MICA: Determining the therapeutic potential of targeting the free fatty acid receptors FFA1 and FFA4 in human lung inflammatory disease
Lead Research Organisation:
University of Glasgow
Department Name: College of Medical, Veterinary, Life Sci
Abstract
Asthma is a chronic lung inflammatory disease that affects >300 million people worldwide, causing substantial morbidity and exacting a considerable cost to health services. Despite the effectiveness of current therapies still ~45% of asthmatics remain uncontrolled. Here we propose to investigate a novel way of treating asthma by raising drugs that activate receptor proteins that we have found are present in human lungs and that when activated can reduce inflammation and relax the airways allowing more air to get in and out of the lungs. These receptor proteins are normally activated by fatty acids such as omega-3 fatty acids that are found in our diet. It is somewhat surprising that receptor proteins that respond to dietary fatty acids are present in our lungs but we have found that this is indeed the case. We have also found that activation of these receptor proteins, called FFA1 and FFA4, can relieve many of the symptoms associated with inflammatory lung disease in mouse disease models that we have established. Here we will work together with our clinical colleagues who have access to normal human and diseased lung samples. Alongside additional studies that will take advantage of our expertise in mouse models of inflammatory lung disease we will assess if making drugs that activate FFA1 and FFA4 might potentially relieve symptoms and reduce inflammation in lung diseases such as asthma.
Technical Summary
We have an extensive array of reagents and approaches that will be employed in the following ways
Palate of FFA1 and FFA4 pharmacological tool compounds
Available to this programme are an array of FFA1 and FFA4 selective and dual FFA1/FFA4 ligands.
Human tissue/cells.
Through our clinical PI, Prof. Chris Brightling, we have access to an extensive bio-bank of clinically curated lung biopsies from normal and asthmatic patients as well as fresh biopsies that will be gathered from patient donors during this study. We also have frozen primary human bronchial epithelial cells from patients with varying degrees of disease severity and access to human sputum samples, human lung lavage and resected lung. Furthermore, Prof. Brightling is a leader in a number of network projects through which we will gain access to patient data that can be mined specifically to address questions regarding FFA1/FFA4 function in the lung.
Mouse disease and genetic models
We have established in vivo murine lung function techniques and have established ozone pollution models (both acute and chronic exposure) and allergen inflammatory disease models. By employing these techniques in our genetic models that include FFA1 and FFA4 knockout mice and a mouse line that is uncoupled from receptor phosphorylation/arrestin-dependent signalling we will test the effects of an array of FFA1 and FFA1 pharmacological ligands to determine the mechanism of action of these long chain fatty acid receptors in the modulation of bronchoconstriction and normalisation of inflammatory airway disease.
Drug discovery platform
To meet the need for improved FFA4 ligands to take to human trials we will work in collaboration with our industrial partner Keltic Pharma Therapeutics Ltd to employ a novel cyclic-peptide based drug discovery platform to generate FFA4 ligands designed to be employed, alongside already available FFA1 ligands, in subsequently funded proof of principle human clinical trials.
Palate of FFA1 and FFA4 pharmacological tool compounds
Available to this programme are an array of FFA1 and FFA4 selective and dual FFA1/FFA4 ligands.
Human tissue/cells.
Through our clinical PI, Prof.
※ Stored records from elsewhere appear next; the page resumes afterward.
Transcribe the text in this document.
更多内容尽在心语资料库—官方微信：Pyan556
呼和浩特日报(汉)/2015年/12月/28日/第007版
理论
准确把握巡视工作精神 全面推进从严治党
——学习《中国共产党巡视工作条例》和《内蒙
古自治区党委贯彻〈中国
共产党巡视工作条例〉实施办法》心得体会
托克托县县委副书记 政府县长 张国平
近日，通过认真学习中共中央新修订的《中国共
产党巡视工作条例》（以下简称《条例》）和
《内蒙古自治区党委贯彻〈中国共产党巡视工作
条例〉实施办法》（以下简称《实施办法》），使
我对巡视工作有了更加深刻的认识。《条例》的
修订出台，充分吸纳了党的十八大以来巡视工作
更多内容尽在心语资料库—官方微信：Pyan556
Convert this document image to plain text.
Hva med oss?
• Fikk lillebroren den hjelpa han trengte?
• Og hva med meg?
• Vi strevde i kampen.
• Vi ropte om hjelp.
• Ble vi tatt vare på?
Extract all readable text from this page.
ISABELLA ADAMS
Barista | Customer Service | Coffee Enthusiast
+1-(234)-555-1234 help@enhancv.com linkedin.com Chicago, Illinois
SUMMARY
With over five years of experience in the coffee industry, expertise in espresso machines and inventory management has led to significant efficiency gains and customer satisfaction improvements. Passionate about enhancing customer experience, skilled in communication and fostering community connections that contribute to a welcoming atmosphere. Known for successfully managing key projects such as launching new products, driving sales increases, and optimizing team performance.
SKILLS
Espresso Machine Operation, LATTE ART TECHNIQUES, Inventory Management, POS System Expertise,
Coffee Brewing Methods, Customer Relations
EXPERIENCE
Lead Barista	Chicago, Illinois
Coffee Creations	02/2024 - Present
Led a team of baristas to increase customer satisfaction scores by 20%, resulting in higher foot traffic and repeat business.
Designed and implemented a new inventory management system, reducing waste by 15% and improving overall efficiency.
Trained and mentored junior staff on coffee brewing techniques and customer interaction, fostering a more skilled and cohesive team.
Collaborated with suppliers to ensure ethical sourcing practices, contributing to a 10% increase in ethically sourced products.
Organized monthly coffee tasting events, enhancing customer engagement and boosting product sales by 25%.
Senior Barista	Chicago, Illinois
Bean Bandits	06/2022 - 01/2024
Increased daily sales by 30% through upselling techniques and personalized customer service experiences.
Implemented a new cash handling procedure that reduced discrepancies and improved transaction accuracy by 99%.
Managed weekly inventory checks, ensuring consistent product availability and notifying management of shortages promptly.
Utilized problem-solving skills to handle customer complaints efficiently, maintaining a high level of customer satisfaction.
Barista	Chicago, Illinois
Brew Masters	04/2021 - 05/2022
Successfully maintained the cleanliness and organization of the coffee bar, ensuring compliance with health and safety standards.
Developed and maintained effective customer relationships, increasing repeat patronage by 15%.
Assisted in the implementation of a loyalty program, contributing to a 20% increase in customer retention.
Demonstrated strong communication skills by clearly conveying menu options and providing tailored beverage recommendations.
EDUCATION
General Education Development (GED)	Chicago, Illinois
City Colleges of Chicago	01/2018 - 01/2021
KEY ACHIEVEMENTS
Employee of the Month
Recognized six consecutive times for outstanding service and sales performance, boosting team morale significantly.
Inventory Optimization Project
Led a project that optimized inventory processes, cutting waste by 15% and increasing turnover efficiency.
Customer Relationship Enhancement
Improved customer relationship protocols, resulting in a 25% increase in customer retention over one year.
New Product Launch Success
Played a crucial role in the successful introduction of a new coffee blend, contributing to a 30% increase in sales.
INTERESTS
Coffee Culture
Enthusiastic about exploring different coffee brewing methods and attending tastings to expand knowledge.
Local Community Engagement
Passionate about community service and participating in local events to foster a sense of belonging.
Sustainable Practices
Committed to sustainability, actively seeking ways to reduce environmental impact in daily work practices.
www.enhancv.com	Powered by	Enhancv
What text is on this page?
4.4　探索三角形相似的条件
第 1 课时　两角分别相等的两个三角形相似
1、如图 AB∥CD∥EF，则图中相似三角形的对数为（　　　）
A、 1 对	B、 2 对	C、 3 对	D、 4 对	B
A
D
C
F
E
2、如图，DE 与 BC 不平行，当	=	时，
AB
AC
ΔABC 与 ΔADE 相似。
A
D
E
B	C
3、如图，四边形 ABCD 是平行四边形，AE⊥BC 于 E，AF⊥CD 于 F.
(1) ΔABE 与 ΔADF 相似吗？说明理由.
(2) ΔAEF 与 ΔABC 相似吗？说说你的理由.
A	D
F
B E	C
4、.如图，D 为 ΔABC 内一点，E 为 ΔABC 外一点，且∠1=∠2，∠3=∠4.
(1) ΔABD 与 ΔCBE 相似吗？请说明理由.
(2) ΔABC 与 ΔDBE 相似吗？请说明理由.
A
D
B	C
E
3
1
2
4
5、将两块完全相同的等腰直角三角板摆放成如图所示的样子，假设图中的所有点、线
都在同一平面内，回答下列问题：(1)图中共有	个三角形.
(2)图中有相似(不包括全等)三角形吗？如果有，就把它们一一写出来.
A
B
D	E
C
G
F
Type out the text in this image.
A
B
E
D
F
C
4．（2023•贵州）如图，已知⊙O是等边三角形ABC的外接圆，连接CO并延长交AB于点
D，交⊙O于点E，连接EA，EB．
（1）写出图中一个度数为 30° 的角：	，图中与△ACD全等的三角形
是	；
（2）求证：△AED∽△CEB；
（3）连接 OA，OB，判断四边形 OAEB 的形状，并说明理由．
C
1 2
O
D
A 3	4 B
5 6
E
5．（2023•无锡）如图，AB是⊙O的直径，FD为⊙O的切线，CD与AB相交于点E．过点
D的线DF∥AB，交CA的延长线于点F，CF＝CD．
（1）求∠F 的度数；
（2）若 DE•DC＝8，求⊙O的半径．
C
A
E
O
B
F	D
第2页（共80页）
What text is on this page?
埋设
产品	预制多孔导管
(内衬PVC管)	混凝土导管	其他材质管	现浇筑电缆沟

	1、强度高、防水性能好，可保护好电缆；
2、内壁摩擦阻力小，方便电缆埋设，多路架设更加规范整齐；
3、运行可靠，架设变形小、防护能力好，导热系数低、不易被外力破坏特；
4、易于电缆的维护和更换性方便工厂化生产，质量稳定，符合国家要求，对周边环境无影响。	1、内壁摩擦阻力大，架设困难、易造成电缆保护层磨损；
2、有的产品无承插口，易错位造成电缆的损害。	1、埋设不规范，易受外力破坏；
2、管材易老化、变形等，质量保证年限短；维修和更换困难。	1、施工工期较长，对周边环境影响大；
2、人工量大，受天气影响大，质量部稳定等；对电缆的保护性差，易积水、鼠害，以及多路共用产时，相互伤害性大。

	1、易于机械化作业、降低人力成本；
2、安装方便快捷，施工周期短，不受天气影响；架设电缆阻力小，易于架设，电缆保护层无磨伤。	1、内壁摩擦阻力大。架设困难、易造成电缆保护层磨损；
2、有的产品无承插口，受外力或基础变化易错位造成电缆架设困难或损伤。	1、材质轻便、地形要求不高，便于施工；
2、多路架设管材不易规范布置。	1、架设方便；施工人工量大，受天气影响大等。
Chris Brightling, we have access to an extensive bio-bank of clinically curated lung biopsies from normal and asthmatic patients as well as fresh biopsies that will be gathered from patient donors during this study. We also have frozen primary human bronchial epithelial cells from patients with varying degrees of disease severity and access to human sputum samples, human lung lavage and resected lung. Furthermore, Prof. Brightling is a leader in a number of network projects through which we will gain access to patient data that can be mined specifically to address questions regarding FFA1/FFA4 function in the lung.
Mouse disease and genetic models
We have established in vivo murine lung function techniques and have established ozone pollution models (both acute and chronic exposure) and allergen inflammatory disease models. By employing these techniques in our genetic models that include FFA1 and FFA4 knockout mice and a mouse line that is uncoupled from receptor phosphorylation/arrestin-dependent signalling we will test the effects of an array of FFA1 and FFA1 pharmacological ligands to determine the mechanism of action of these long chain fatty acid receptors in the modulation of bronchoconstriction and normalisation of inflammatory airway disease.
Drug discovery platform
To meet the need for improved FFA4 ligands to take to human trials we will work in collaboration with our industrial partner Keltic Pharma Therapeutics Ltd to employ a novel cyclic-peptide based drug discovery platform to generate FFA4 ligands designed to be employed, alongside already available FFA1 ligands, in subsequently funded proof of principle human clinical trials.